Wake Audubon has a long history of advocacy both locally and across the state

Lights Out, Raleigh!

  • Success with the City of Raleigh 
    • Thanks to Lena Gallitano for her excellent presentation and all those who turned out in support at the city council meeting in September. We received a positive response from the council and have worked with Megan Anderson, Sustainability Manager at City of Raleigh Municipal Government and her team on an official city policy. In early November the city announced their “Lights Out” policy of turning lights out in city buildings to protect migrating birds.
  • Read the entire petition here
    • Research has shown that eliminating non-essential indoor and exterior building lighting between 11:00 PM and 6:00 AM during spring and fall migration can significantly reduce bird mortality. At the same time, significant savings on utility bills could be realized if the reduced late night lighting is extended to a year round practice.We have discussed Lights Out with staff from the Office of Sustainability and have received favorable feedback on our proposal from several stakeholders they contacted.  We look forward to further discussion and to Council’s assistance with the approval of a formal policy.In keeping with Wake Audubon Society’s mission of advocating for wildlife, we petition the City of Raleigh Council to adopt the following “Lights Out” policy to provide safer passage for migrating birds and to benefit the City and its citizens by reducing utility costs:All City of Raleigh owned and operated municipal buildings are included in this Lights Out policy to protect birds and reduce utility costs:
      • All non-essential outside lighting, including decorative up-lighting, and all non-essential interior lights will be turned off year-round from 11 PM to dawn.
      • Staff in buildings with overnight operations will be encouraged to use blinds/curtains, to diffuse transmitted light to the outside.
      • Security lighting is not included in this policy.

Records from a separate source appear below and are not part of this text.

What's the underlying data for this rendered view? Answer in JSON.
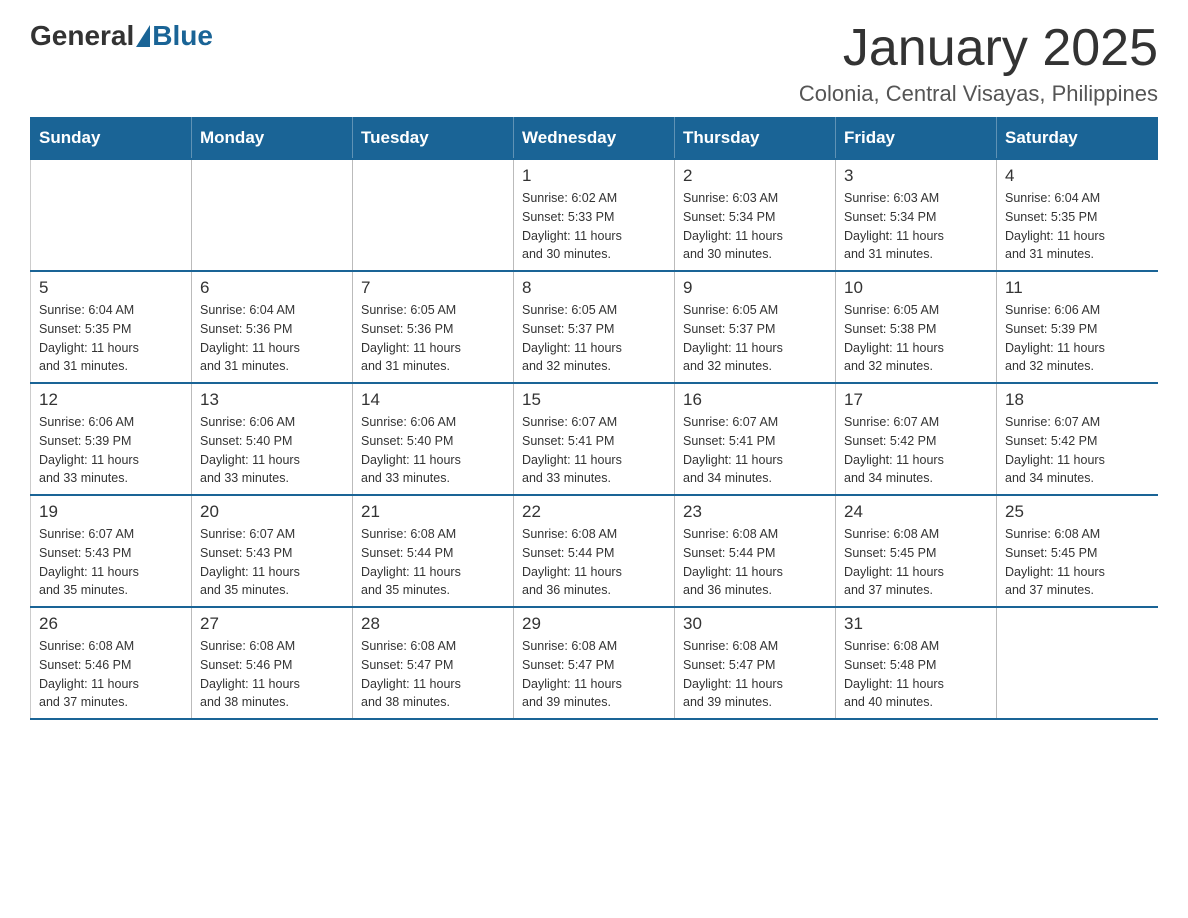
{
  "header": {
    "logo": {
      "general": "General",
      "blue": "Blue"
    },
    "title": "January 2025",
    "subtitle": "Colonia, Central Visayas, Philippines"
  },
  "calendar": {
    "days_of_week": [
      "Sunday",
      "Monday",
      "Tuesday",
      "Wednesday",
      "Thursday",
      "Friday",
      "Saturday"
    ],
    "weeks": [
      [
        {
          "day": "",
          "info": ""
        },
        {
          "day": "",
          "info": ""
        },
        {
          "day": "",
          "info": ""
        },
        {
          "day": "1",
          "info": "Sunrise: 6:02 AM\nSunset: 5:33 PM\nDaylight: 11 hours\nand 30 minutes."
        },
        {
          "day": "2",
          "info": "Sunrise: 6:03 AM\nSunset: 5:34 PM\nDaylight: 11 hours\nand 30 minutes."
        },
        {
          "day": "3",
          "info": "Sunrise: 6:03 AM\nSunset: 5:34 PM\nDaylight: 11 hours\nand 31 minutes."
        },
        {
          "day": "4",
          "info": "Sunrise: 6:04 AM\nSunset: 5:35 PM\nDaylight: 11 hours\nand 31 minutes."
        }
      ],
      [
        {
          "day": "5",
          "info": "Sunrise: 6:04 AM\nSunset: 5:35 PM\nDaylight: 11 hours\nand 31 minutes."
        },
        {
          "day": "6",
          "info": "Sunrise: 6:04 AM\nSunset: 5:36 PM\nDaylight: 11 hours\nand 31 minutes."
        },
        {
          "day": "7",
          "info": "Sunrise: 6:05 AM\nSunset: 5:36 PM\nDaylight: 11 hours\nand 31 minutes."
        },
        {
          "day": "8",
          "info": "Sunrise: 6:05 AM\nSunset: 5:37 PM\nDaylight: 11 hours\nand 32 minutes."
        },
        {
          "day": "9",
          "info": "Sunrise: 6:05 AM\nSunset: 5:37 PM\nDaylight: 11 hours\nand 32 minutes."
        },
        {
          "day": "10",
          "info": "Sunrise: 6:05 AM\nSunset: 5:38 PM\nDaylight: 11 hours\nand 32 minutes."
        },
        {
          "day": "11",
          "info": "Sunrise: 6:06 AM\nSunset: 5:39 PM\nDaylight: 11 hours\nand 32 minutes."
        }
      ],
      [
        {
          "day": "12",
          "info": "Sunrise: 6:06 AM\nSunset: 5:39 PM\nDaylight: 11 hours\nand 33 minutes."
        },
        {
          "day": "13",
          "info": "Sunrise: 6:06 AM\nSunset: 5:40 PM\nDaylight: 11 hours\nand 33 minutes."
        },
        {
          "day": "14",
          "info": "Sunrise: 6:06 AM\nSunset: 5:40 PM\nDaylight: 11 hours\nand 33 minutes."
        },
        {
          "day": "15",
          "info": "Sunrise: 6:07 AM\nSunset: 5:41 PM\nDaylight: 11 hours\nand 33 minutes."
        },
        {
          "day": "16",
          "info": "Sunrise: 6:07 AM\nSunset: 5:41 PM\nDaylight: 11 hours\nand 34 minutes."
        },
        {
          "day": "17",
          "info": "Sunrise: 6:07 AM\nSunset: 5:42 PM\nDaylight: 11 hours\nand 34 minutes."
        },
        {
          "day": "18",
          "info": "Sunrise: 6:07 AM\nSunset: 5:42 PM\nDaylight: 11 hours\nand 34 minutes."
        }
      ],
      [
        {
          "day": "19",
          "info": "Sunrise: 6:07 AM\nSunset: 5:43 PM\nDaylight: 11 hours\nand 35 minutes."
        },
        {
          "day": "20",
          "info": "Sunrise: 6:07 AM\nSunset: 5:43 PM\nDaylight: 11 hours\nand 35 minutes."
        },
        {
          "day": "21",
          "info": "Sunrise: 6:08 AM\nSunset: 5:44 PM\nDaylight: 11 hours\nand 35 minutes."
        },
        {
          "day": "22",
          "info": "Sunrise: 6:08 AM\nSunset: 5:44 PM\nDaylight: 11 hours\nand 36 minutes."
        },
        {
          "day": "23",
          "info": "Sunrise: 6:08 AM\nSunset: 5:44 PM\nDaylight: 11 hours\nand 36 minutes."
        },
        {
          "day": "24",
          "info": "Sunrise: 6:08 AM\nSunset: 5:45 PM\nDaylight: 11 hours\nand 37 minutes."
        },
        {
          "day": "25",
          "info": "Sunrise: 6:08 AM\nSunset: 5:45 PM\nDaylight: 11 hours\nand 37 minutes."
        }
      ],
      [
        {
          "day": "26",
          "info": "Sunrise: 6:08 AM\nSunset: 5:46 PM\nDaylight: 11 hours\nand 37 minutes."
        },
        {
          "day": "27",
          "info": "Sunrise: 6:08 AM\nSunset: 5:46 PM\nDaylight: 11 hours\nand 38 minutes."
        },
        {
          "day": "28",
          "info": "Sunrise: 6:08 AM\nSunset: 5:47 PM\nDaylight: 11 hours\nand 38 minutes."
        },
        {
          "day": "29",
          "info": "Sunrise: 6:08 AM\nSunset: 5:47 PM\nDaylight: 11 hours\nand 39 minutes."
        },
        {
          "day": "30",
          "info": "Sunrise: 6:08 AM\nSunset: 5:47 PM\nDaylight: 11 hours\nand 39 minutes."
        },
        {
          "day": "31",
          "info": "Sunrise: 6:08 AM\nSunset: 5:48 PM\nDaylight: 11 hours\nand 40 minutes."
        },
        {
          "day": "",
          "info": ""
        }
      ]
    ]
  }
}
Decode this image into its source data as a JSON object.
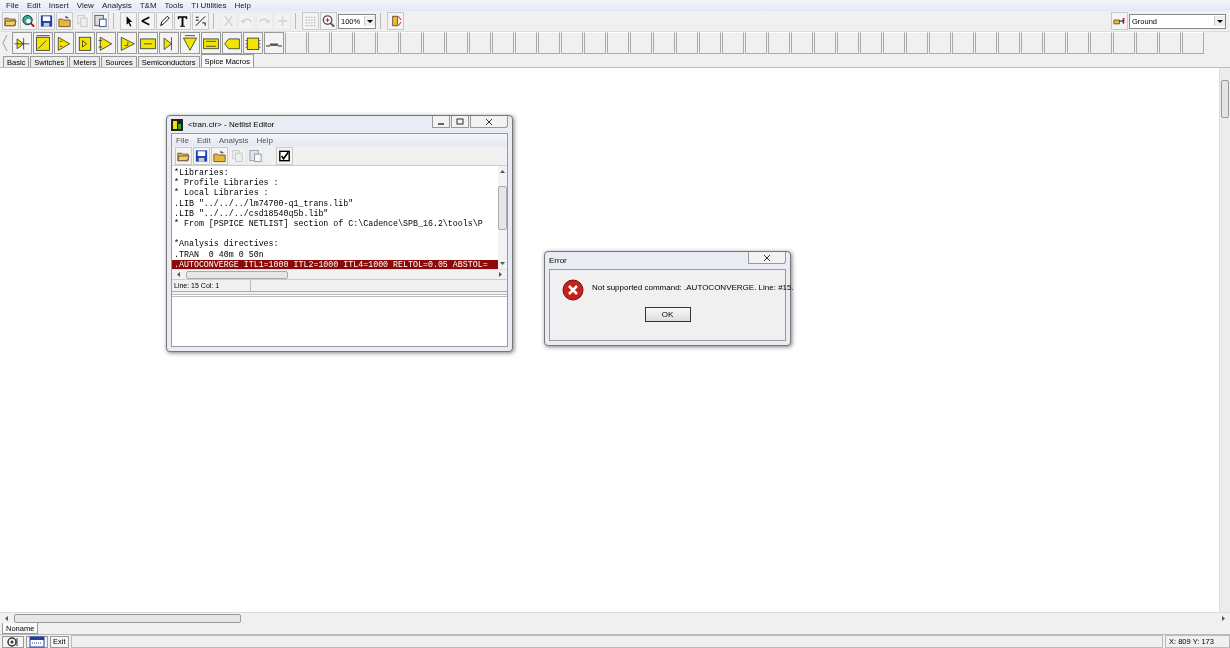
{
  "menu": [
    "File",
    "Edit",
    "Insert",
    "View",
    "Analysis",
    "T&M",
    "Tools",
    "TI Utilities",
    "Help"
  ],
  "toolbar": {
    "buttons": [
      {
        "kind": "open",
        "disabled": false
      },
      {
        "kind": "search",
        "disabled": false
      },
      {
        "kind": "save",
        "disabled": false
      },
      {
        "kind": "folder",
        "disabled": false
      },
      {
        "kind": "copy",
        "disabled": true
      },
      {
        "kind": "paste",
        "disabled": false
      },
      {
        "kind": "sep"
      },
      {
        "kind": "pointer",
        "disabled": false
      },
      {
        "kind": "wire",
        "disabled": false
      },
      {
        "kind": "pen",
        "disabled": false
      },
      {
        "kind": "text",
        "disabled": false
      },
      {
        "kind": "fraction",
        "disabled": false
      },
      {
        "kind": "sep"
      },
      {
        "kind": "cut",
        "disabled": true
      },
      {
        "kind": "undo",
        "disabled": true
      },
      {
        "kind": "redo",
        "disabled": true
      },
      {
        "kind": "plus",
        "disabled": true
      },
      {
        "kind": "sep"
      },
      {
        "kind": "grid",
        "disabled": false
      },
      {
        "kind": "zoom",
        "disabled": false
      }
    ],
    "zoom": "100%",
    "ground": "Ground"
  },
  "palette_tabs": [
    {
      "label": "Basic",
      "selected": false
    },
    {
      "label": "Switches",
      "selected": false
    },
    {
      "label": "Meters",
      "selected": false
    },
    {
      "label": "Sources",
      "selected": false
    },
    {
      "label": "Semiconductors",
      "selected": false
    },
    {
      "label": "Spice Macros",
      "selected": true
    }
  ],
  "netlist_editor": {
    "title": "<tran.cir> - Netlist Editor",
    "menu": [
      "File",
      "Edit",
      "Analysis",
      "Help"
    ],
    "blocks": [
      {
        "lines": [
          {
            "text": "*Libraries:",
            "selected": false
          },
          {
            "text": "* Profile Libraries :",
            "selected": false
          },
          {
            "text": "* Local Libraries :",
            "selected": false
          },
          {
            "text": ".LIB \"../../../lm74700-q1_trans.lib\"",
            "selected": false
          },
          {
            "text": ".LIB \"../../../csd18540q5b.lib\"",
            "selected": false
          },
          {
            "text": "* From [PSPICE NETLIST] section of C:\\Cadence\\SPB_16.2\\tools\\P",
            "selected": false
          }
        ]
      },
      {
        "lines": [
          {
            "text": "*Analysis directives:",
            "selected": false
          },
          {
            "text": ".TRAN  0 40m 0 50n",
            "selected": false
          },
          {
            "text": ".AUTOCONVERGE ITL1=1000 ITL2=1000 ITL4=1000 RELTOL=0.05 ABSTOL=",
            "selected": true
          }
        ]
      }
    ],
    "status": "Line: 15 Col: 1"
  },
  "error_dialog": {
    "title": "Error",
    "message": "Not supported command: .AUTOCONVERGE. Line: #15.",
    "button": "OK"
  },
  "sheet_tabs": [
    {
      "label": "Noname",
      "selected": true
    }
  ],
  "status_bar": {
    "exit": "Exit",
    "coordinates": "X: 809 Y: 173"
  }
}
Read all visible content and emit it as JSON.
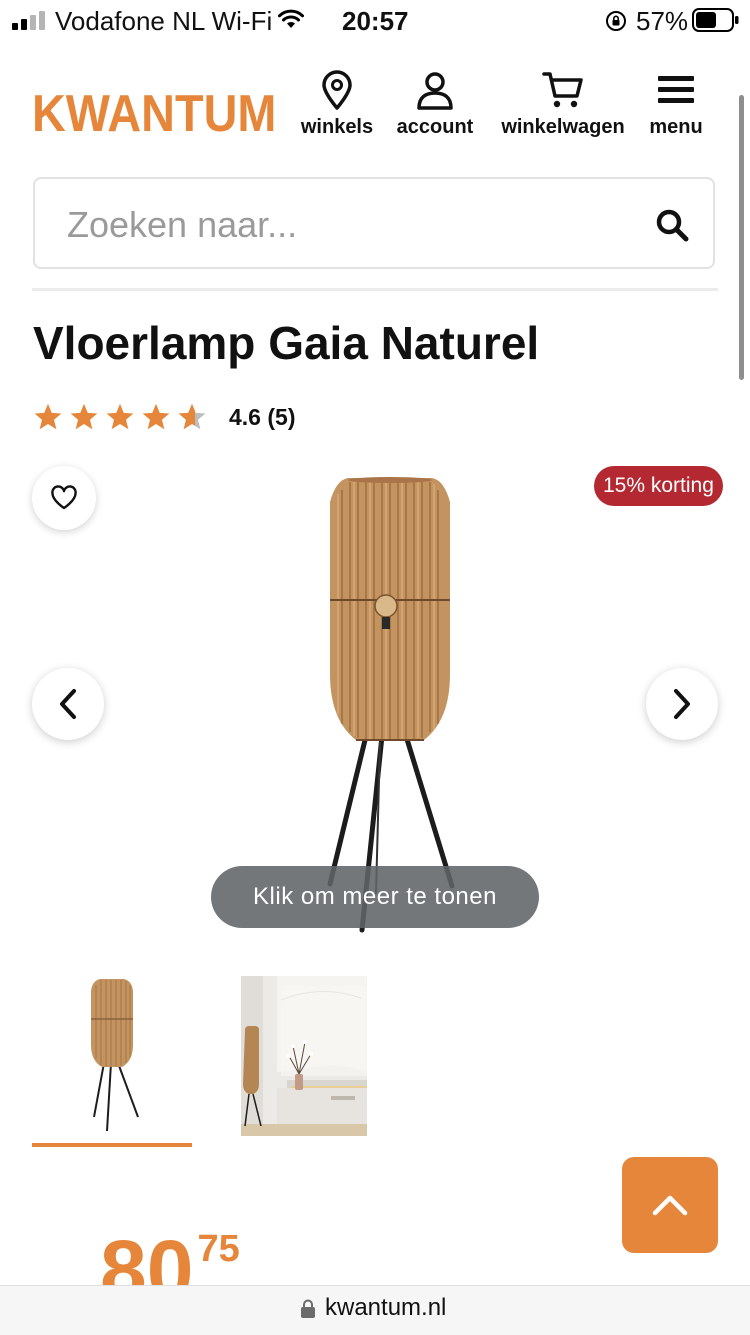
{
  "status_bar": {
    "carrier": "Vodafone NL Wi-Fi",
    "time": "20:57",
    "battery": "57%",
    "icons": [
      "signal-icon",
      "wifi-icon",
      "orientation-lock-icon",
      "battery-icon"
    ]
  },
  "header": {
    "logo": "KWANTUM",
    "nav": [
      {
        "label": "winkels",
        "icon": "location-pin-icon"
      },
      {
        "label": "account",
        "icon": "user-icon"
      },
      {
        "label": "winkelwagen",
        "icon": "cart-icon"
      },
      {
        "label": "menu",
        "icon": "hamburger-icon"
      }
    ]
  },
  "search": {
    "placeholder": "Zoeken naar...",
    "value": ""
  },
  "product": {
    "title": "Vloerlamp Gaia Naturel",
    "rating_text": "4.6 (5)",
    "rating_value": 4.6,
    "rating_max": 5,
    "discount": "15% korting",
    "more_label": "Klik om meer te tonen",
    "thumbnail_count": 2,
    "price_integer": "80",
    "price_decimals": "75"
  },
  "browser": {
    "url": "kwantum.nl"
  },
  "colors": {
    "brand": "#e5863a",
    "badge": "#b32831"
  }
}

      If adopted, Raleigh will be the first city in North Carolina to adopt a municipal, city-wide Lights Out policy to protect birds and reduce utility costs.  As such, our city will be widely recognized through the Audubon network for this forward-thinking, bird-friendly, energy-saving policy.  Wake Audubon Society members stand ready to work with city staff and do all we can to make this a win-win for Raleigh and our birds.

  • Supporting documentation can be viewed here

Protect Sea Turtles and Shore Birds

  • The National Park Service (NPS) is taking public comments on proposed changes on wildlife buffers at Cape Hatteras National Seashore. We need your help to urge the NPS not to make sweeping changes to this successful management plan that has helped triple sea turtle nests and doubled some numbers of bird species. Unfortunately, comments can only be submitted via the NPS’s website. Below are talking points that you can use to craft your own comments (or copy/paste.) SUBMIT YOUR COMMENTS HERE:
    • Under the current off-road vehicle management plan overseen by the NPS, rare beach-nesting birds, sea turtles, and their young have been thriving and so has tourism at Cape Hatteras National Seashore. Which is why, I’m urging the NPS not to make sweeping changing to these rules that are creating a win-win situation for all.
    • The current management plan safeguards beach-nesting wildlife and pedestrian beachgoers on national seashore beaches while still allowing beach driving within the park. Please don’t make any sweeping changes to this plan!
    • The NPS needs to stay true to its mission of science-based management. If changes are made that have a negative impact on endangered beach wildlife, it will be critical to restore the current protective buffer zones.
    • A new NPS report for 2014 shows that over 2.8 million visitors to Cape Hatteras National Seashore and two nearby national historical sites spent more than $170 million in communities in and around the parks. This spending supported approximately 2,683 jobs in the local area and had a cumulative benefit to the local economy of more than $212 million dollars. With the current beach driving restrictions in place, Hatteras Island enjoyed record-setting tourist spending last summer.
    • The NPS current rule already designates 61 percent of the seashore’s miles of beaches as year-round or seasonal ORV routes with only 39 percent designated as year-round vehicle-free areas for pedestrians, families, and wildlife. Additional areas may be temporarily closed during nesting season to provide the essential protection necessary for birds and sea turtles to nest and raise their young.
    • Congress may have mandated that the National Park Service review and modify the current management plan, but the Park Service’s proposed changes go too far. The current science-based plan is working well for both wildlife and visitors to the Seashore, and any changes to the wildlife protections must be minimal and supported by the best available science and adequate staffing.